French ask for probe of two suspects tied to attacks
French police have asked their Greek counterparts whether they have any information about two suspects believed to have had an active role in last Friday’s terrorist attacks in Paris, Kathimerini understands.
The two suspects, both said to be citizens of a Northern European country, are understood to have had some role in the attacks which killed more than 120 people and seven of the attackers. An eighth attacker remained at large last night as accomplices were sought by French police.
The two men who French authorities are said to have asked the Greek Police about are understood to have crossed through Greece by car, either on their way to or from the Middle East.
French investigators are also said to have sent Greek authorities details about the genuine identity of one of the Paris attackers who traveled to France via Greece in October with a forged Syrian passport.
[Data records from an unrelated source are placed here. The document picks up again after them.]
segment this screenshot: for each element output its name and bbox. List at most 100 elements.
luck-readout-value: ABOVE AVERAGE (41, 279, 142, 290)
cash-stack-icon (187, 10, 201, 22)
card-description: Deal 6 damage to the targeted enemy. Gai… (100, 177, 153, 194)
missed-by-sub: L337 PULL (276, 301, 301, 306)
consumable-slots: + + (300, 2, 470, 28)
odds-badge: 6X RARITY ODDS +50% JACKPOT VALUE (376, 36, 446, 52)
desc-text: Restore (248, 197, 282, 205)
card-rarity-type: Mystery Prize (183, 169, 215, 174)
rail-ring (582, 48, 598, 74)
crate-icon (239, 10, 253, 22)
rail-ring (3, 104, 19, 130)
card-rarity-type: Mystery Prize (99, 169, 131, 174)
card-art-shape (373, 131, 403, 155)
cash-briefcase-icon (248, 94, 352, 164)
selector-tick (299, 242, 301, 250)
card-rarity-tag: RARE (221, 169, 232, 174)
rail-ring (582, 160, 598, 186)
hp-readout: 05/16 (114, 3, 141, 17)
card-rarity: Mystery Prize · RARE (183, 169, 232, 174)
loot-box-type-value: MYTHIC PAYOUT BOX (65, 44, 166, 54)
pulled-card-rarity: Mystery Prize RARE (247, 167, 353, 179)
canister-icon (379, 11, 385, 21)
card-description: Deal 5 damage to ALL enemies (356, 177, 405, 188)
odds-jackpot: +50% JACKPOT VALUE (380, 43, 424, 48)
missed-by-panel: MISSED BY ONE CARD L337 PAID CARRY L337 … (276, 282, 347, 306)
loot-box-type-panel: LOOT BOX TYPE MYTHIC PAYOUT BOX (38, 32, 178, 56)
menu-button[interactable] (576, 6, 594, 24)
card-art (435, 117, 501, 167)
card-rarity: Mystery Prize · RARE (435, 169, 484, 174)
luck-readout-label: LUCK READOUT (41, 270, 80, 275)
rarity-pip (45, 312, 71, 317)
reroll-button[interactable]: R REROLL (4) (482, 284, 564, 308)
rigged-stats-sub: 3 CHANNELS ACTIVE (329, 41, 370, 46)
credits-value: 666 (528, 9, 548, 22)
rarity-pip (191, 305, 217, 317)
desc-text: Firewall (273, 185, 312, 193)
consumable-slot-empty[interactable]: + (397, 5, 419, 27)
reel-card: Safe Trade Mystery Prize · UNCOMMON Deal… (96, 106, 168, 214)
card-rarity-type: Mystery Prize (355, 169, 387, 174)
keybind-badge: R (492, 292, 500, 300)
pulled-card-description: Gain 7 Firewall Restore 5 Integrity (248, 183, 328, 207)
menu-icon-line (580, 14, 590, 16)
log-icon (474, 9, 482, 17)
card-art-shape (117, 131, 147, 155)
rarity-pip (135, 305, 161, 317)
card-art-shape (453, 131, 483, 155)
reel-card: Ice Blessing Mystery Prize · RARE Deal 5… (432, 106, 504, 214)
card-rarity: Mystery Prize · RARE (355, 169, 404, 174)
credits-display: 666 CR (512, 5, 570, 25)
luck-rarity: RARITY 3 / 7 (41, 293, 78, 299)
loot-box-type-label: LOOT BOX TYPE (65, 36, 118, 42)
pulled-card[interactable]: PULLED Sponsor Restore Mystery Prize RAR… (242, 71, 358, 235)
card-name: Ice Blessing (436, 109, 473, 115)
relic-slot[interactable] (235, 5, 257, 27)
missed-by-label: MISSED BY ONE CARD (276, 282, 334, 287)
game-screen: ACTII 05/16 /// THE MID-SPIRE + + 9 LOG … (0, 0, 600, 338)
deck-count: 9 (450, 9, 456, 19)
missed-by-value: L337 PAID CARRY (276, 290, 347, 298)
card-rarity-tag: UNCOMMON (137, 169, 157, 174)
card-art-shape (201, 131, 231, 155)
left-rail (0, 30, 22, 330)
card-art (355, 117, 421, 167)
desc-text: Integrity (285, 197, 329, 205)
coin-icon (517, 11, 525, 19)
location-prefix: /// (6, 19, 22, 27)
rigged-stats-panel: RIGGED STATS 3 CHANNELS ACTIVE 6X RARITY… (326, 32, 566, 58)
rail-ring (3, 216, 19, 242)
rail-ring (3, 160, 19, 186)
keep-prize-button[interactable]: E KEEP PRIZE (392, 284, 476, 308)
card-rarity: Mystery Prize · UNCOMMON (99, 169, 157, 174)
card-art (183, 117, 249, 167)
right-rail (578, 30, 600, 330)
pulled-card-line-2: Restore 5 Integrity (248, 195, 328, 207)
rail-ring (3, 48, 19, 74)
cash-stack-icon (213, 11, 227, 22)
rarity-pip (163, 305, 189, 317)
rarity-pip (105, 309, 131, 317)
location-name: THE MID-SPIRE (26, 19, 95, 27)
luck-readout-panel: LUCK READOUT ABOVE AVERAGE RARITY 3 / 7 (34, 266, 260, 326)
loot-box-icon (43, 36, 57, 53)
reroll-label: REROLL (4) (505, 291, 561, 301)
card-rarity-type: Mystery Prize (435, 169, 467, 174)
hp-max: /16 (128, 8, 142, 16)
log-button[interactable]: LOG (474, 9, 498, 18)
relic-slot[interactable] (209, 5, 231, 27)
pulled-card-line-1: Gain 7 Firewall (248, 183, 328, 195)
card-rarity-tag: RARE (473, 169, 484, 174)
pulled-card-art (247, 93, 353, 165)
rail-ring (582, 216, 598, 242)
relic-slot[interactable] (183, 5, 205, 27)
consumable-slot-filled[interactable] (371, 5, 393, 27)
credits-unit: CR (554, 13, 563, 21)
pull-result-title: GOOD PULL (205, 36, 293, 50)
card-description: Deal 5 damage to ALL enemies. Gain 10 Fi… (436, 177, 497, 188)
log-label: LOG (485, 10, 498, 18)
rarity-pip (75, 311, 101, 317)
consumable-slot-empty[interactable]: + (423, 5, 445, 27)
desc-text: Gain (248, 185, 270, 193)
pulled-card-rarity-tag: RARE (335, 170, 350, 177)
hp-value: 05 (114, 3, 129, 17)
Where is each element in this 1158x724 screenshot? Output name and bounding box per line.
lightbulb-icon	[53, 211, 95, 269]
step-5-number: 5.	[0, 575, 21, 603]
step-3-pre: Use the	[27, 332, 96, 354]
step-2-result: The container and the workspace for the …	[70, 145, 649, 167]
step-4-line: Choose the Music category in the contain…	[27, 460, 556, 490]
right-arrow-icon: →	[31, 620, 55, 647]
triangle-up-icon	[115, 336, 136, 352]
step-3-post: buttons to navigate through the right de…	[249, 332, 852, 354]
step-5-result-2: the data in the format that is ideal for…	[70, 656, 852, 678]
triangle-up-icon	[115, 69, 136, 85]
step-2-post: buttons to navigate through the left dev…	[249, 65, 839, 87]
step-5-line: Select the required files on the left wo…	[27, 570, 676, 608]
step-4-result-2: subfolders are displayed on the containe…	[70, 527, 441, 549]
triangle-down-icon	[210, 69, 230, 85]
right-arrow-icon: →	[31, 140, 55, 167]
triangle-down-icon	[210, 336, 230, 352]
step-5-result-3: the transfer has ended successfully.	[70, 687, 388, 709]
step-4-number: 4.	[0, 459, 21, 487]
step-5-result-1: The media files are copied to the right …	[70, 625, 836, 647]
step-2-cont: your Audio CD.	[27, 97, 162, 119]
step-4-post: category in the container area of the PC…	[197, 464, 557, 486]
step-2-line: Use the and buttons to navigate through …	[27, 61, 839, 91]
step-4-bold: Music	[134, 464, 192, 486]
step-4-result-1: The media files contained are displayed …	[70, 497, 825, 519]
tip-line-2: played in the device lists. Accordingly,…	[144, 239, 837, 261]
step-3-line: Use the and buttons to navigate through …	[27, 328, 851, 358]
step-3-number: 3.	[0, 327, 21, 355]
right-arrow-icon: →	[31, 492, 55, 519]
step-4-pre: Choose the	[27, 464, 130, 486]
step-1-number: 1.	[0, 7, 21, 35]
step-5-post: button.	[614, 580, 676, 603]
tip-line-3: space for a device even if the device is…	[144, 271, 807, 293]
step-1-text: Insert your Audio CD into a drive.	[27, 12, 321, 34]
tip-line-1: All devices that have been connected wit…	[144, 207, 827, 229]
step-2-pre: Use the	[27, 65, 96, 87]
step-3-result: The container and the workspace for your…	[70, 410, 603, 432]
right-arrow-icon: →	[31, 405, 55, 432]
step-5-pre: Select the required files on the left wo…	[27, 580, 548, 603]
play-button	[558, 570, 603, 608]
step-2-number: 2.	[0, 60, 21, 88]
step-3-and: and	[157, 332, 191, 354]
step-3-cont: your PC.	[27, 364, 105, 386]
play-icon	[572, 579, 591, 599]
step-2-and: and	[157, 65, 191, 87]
The French want more details about the man who was registered as a refugee on the Aegean island of Leros on October 3, as confirmed on Sunday by Greece’s minister for migration, Yiannis Mouzalas.
Greek police sources on Monday referred to reports that a large number of stolen passports from Syria are being used illegally, possibly by members of ISIS.
Sources told Kathimerini that experts of the European Union border monitoring agency Frontex are usually entrusted with checking for forged Syrian passports but that they were not on Leros on October 3.
As regards the suspected mastermind of the Paris attacks, Belgian national Abdelhamid Abaaoud, Greek police were asked in January to determine whether he ran a jihadist cell in the Belgian city of Verviers from Athens, Kathimerini revealed earlier this year. The secret probe did not lead to Abaaoud, though phone calls were traced between Athens and the Verviers cell, but it resulted in the extradition of a 33-year-old Algerian to Belgium on terrorism charges.
In a separate development Monday, Greek Defense Minister Panos Kammenos ruled out participating in military activities in Syria following the terrorist attacks in Paris.